Джимка с большим удовольствием перекочевал Никите за пазуху, прижал уши, скорчил жалобную мордашку. Мол, такие страдания нормальная собака спокойно перенести не может. И поэтому, компенсируя, надо немедля бедному щеночку купить косточку, а потом позволить сжевать хотя бы пять-шесть этих вонючих тряпочек, которые люди носят на нижних лапах и называют «моиноски». Понял, хозяин?
– Давай обратно пешком, вроде стихло, а гулять ему разрешили.
Но гулял Джимка недолго. Снег хлестал в морду, залеплял глаза. Так что минут через пятнадцать он попросился обратно в уютное передвижное логово у хозяина за пазухой.
Динка опустила капюшон по самые брови. Возле площади Никита вдруг потянул ее в сторону.
– Чего? – крикнула она, ветер не давал нормально разговаривать, срывал слова и уносил их прямо с губ.
– Пошли покачаемся!
– Чего, не слышу?!
– Покачаемся, говорю! Тут карусель прикольная. Не боись!
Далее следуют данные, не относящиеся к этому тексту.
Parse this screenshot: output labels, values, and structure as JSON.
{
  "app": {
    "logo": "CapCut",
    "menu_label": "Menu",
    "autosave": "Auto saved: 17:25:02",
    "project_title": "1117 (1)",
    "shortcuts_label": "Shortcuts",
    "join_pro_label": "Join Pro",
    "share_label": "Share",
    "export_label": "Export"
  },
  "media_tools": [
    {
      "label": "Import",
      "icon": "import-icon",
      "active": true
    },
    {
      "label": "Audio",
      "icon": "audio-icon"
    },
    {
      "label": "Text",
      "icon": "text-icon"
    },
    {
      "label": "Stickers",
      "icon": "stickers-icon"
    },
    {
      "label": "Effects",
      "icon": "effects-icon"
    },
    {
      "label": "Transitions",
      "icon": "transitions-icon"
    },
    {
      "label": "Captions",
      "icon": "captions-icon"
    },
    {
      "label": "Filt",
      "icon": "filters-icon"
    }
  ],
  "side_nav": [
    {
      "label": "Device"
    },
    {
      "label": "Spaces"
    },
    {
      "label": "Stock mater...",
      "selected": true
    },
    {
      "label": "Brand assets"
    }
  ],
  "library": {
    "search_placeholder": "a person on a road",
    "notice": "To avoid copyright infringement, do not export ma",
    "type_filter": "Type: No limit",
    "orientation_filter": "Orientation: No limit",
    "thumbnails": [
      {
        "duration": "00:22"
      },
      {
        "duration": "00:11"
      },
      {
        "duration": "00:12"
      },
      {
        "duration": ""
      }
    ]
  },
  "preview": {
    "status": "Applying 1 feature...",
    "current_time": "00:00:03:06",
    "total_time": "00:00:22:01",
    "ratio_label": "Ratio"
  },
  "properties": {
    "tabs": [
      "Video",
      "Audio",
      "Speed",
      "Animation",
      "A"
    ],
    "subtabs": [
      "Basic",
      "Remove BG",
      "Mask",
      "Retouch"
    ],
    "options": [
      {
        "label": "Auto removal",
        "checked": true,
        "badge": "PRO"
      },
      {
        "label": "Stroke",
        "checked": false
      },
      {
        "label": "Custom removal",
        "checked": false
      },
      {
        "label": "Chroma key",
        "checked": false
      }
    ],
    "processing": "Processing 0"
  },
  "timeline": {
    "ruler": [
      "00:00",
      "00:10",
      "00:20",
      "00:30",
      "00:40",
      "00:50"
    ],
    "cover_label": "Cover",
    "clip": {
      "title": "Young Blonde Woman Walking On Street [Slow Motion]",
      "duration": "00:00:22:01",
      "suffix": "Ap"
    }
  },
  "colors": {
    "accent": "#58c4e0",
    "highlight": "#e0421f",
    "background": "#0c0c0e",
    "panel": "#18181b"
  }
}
Динка растерянно свернула за ним. Никита нащупал извилистую тропку между сугробов, уже почти скрытую свежими заносами. Идти по ней было трудно, они то и дело проваливались по колено. Перед собой Динка видела только его спину. Никита свернул под прикрытие огромных завалов, которые грейдер стаскивал сюда всю зиму. Среди этих снеговых гор в заметенной ложбинке пряталась маленькая круглая карусель, обыкновенная, какую ставят на детских площадках для малышей. Несколько белых холмиков, выстроившихся в круг, среди которых кое-где проглядывал разноцветный пластик сидений.
– Садись, прокачу. Ты любишь качели? Я очень.
– Я тоже! – на всякий случай погромче крикнула Динка.
Никита сгреб снег с сиденья, подождал, пока она устроится, и, проваливаясь, попытался разогнать карусель. Как ни странно, она охотно сдвинулась с места. Никита сильно оттолкнулся и запрыгнул на ходу.